Boris Johnson vows to keep going despite double byelection defeat

Boris Johnson vows to keep going despite double byelection defeat

Boris Johnson promised to keep going even after a double-by-election defeat and the resignation of a cabinet minister.

The prime minister said on Friday that losing the former Tory stronghold of Tiverton and Honiton to the Liberal Democrats and surrendering Wakefield to Labour was hard, but he insists he would listen to voters.
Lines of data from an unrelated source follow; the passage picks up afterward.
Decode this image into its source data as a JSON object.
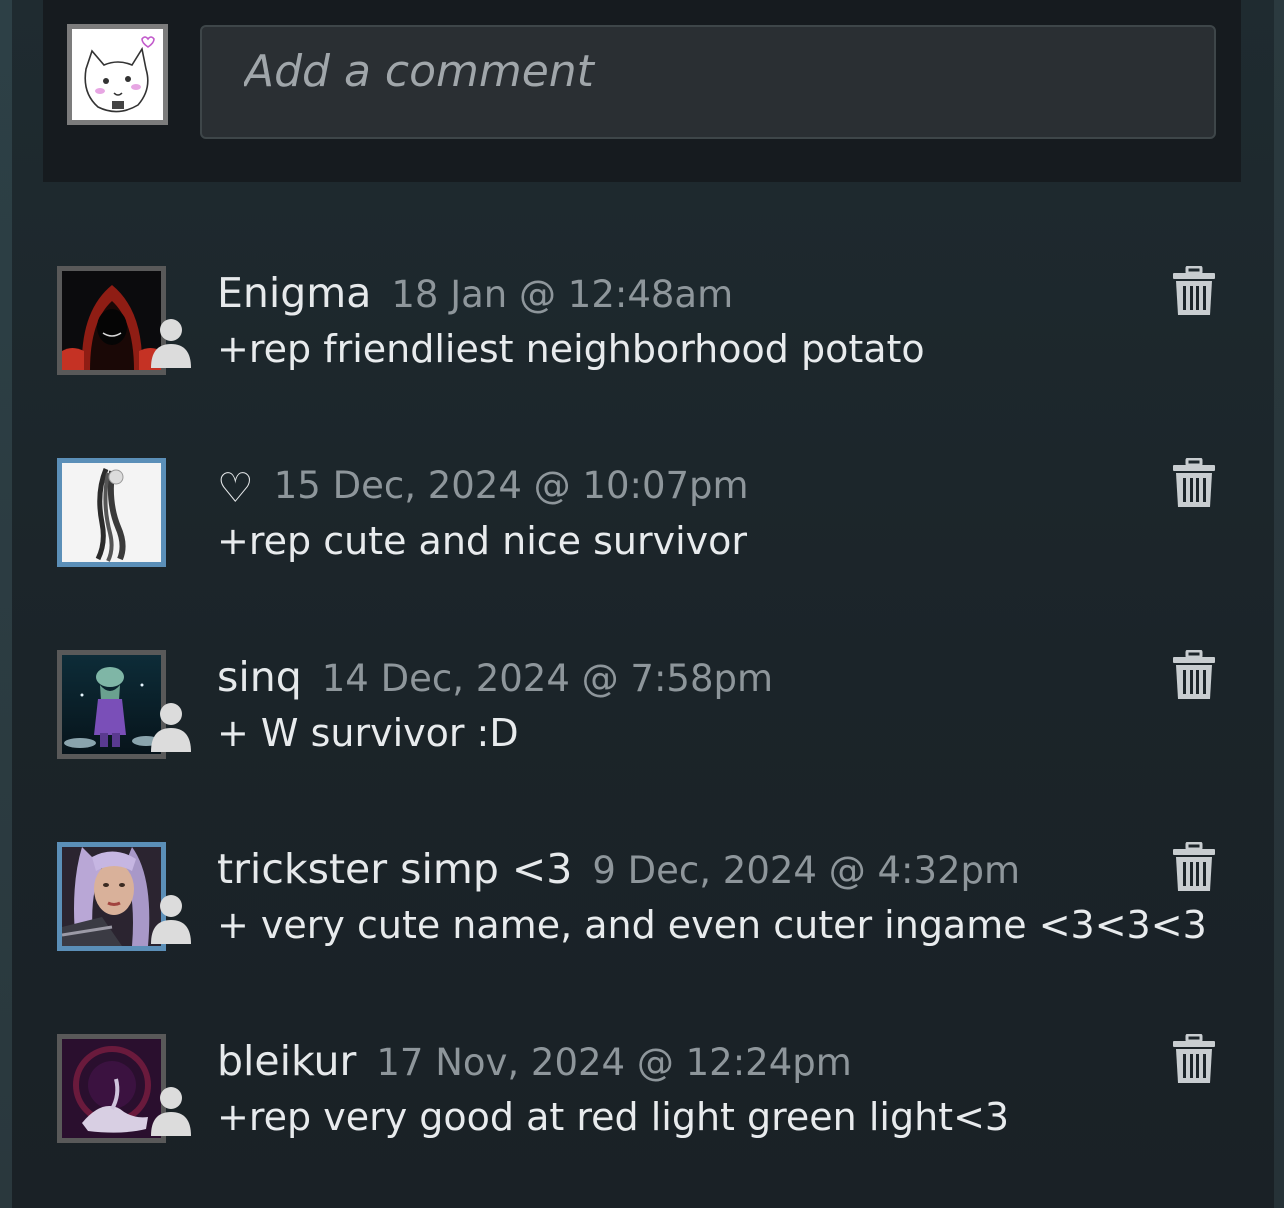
{
  "composer": {
    "placeholder": "Add a comment",
    "avatar_icon": "cat-sketch-avatar"
  },
  "comments": [
    {
      "author": "Enigma",
      "timestamp": "18 Jan @ 12:48am",
      "text": "+rep friendliest neighborhood potato",
      "avatar_icon": "red-hood-avatar",
      "online": false,
      "friend_badge": true
    },
    {
      "author": "♡",
      "timestamp": "15 Dec, 2024 @ 10:07pm",
      "text": "+rep cute and nice survivor",
      "avatar_icon": "hair-avatar",
      "online": true,
      "friend_badge": false
    },
    {
      "author": "sinq",
      "timestamp": "14 Dec, 2024 @ 7:58pm",
      "text": "+ W survivor :D",
      "avatar_icon": "squid-avatar",
      "online": false,
      "friend_badge": true
    },
    {
      "author": "trickster simp <3",
      "timestamp": "9 Dec, 2024 @ 4:32pm",
      "text": "+ very cute name, and even cuter ingame <3<3<3",
      "avatar_icon": "purple-hair-avatar",
      "online": true,
      "friend_badge": true
    },
    {
      "author": "bleikur",
      "timestamp": "17 Nov, 2024 @ 12:24pm",
      "text": "+rep very good at red light green light<3",
      "avatar_icon": "dark-purple-avatar",
      "online": false,
      "friend_badge": true
    }
  ],
  "colors": {
    "background": "#1b2429",
    "composer_bg": "#161b1f",
    "author": "#e6e9eb",
    "timestamp": "#8e969b",
    "online_border": "#5b8fb8",
    "offline_border": "#595959"
  },
  "icons": {
    "delete": "trash-icon",
    "friend": "friend-icon"
  }
}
The Tories party co-chair Oliver Dowden resigned, saying that he and his supporters were distressed and disappointed by recent events. In a pointed message he pledged to the Conservative party rather than Johnson and said someone must take over the role. The prime minister, speaking to broadcasters 4,000 miles away in Rwanda, where he is attending a Commonwealth summit, thanked Dowden for his service in the role. He said he would take responsibility, but he said that the cost of living crisis was the most important thing for voters.
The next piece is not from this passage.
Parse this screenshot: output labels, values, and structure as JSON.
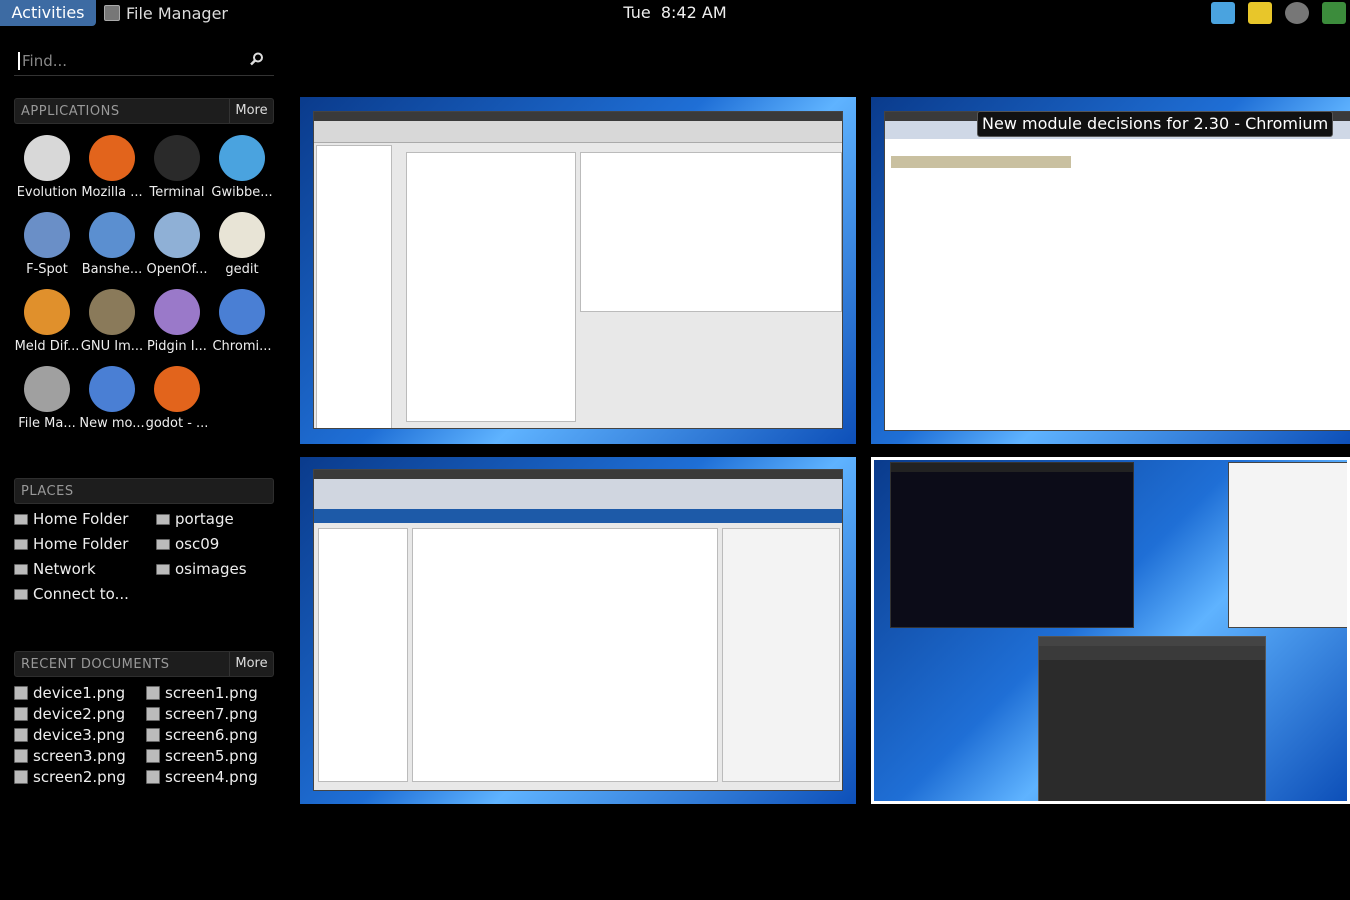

He said that we had some tough byelection results, but we have to recognize that voters are going through a tough time at the moment, because they ve been a reflection of a lot of things. As a government, I think that you have to listen to what people are saying, especially when it comes to the difficulties people are facing over the cost of living, which I think is the number one issue for most people.

We are seeing a spike in fuel prices, energy costs, food costs, and we are facing pressures on the cost of living. That is hitting people. We have to recognize that we have more to do and we certainly will, we will continue to address the concerns of people until we get through this patch. Johnson said the results should be examined in light of Covid and the cost of living crisis, and that he was asked if the defeat was due to his leadership.

I don't want to minimise the importance of what people are saying, but it is also true that in mid-term government post-war elections, if you look back to last May, the truly astonishing thing was that we managed to win Hartlepool in very different circumstances, he said.

What we need to do is reflect on where voters are. They are basically feeling that we came through Covid well and we took a lot of the right decisions there. Before boarding a plane for Kigali on Wednesday night, the prime minister said he should quit if he lost both votes as crazy. Government parties generally don't win byelections, especially not in the mid-term. I am very hopeful, but you know, there you go. Asked to confirm that he was not considering his future, he replied: Are you crazy? The deputy prime minister, Dominic Raab, said that the government needed to listen very carefully to the results, but that factors such as the distractions of Downing Street parties had hampered its message.

Raab told BBC Radio 4 s Today that we have an incredibly positive agenda and that we stepped in for Dowden, who had been due to take on the morning broadcast round before he resigned. The problem is that we have too many distractions, they are well rehearsed, and what we need to do is two years in which we focus on the cost of living, the economy, reforms that we are making. Johnson is expected to hold a meeting with Prince Charles on Friday morning, his first since the heir to the throne was widely reported as criticising the UK's asylum deal with Rwanda.

Johnson will also be at the official start of the Commonwealth heads of government meeting, along with Charles, who will open the event.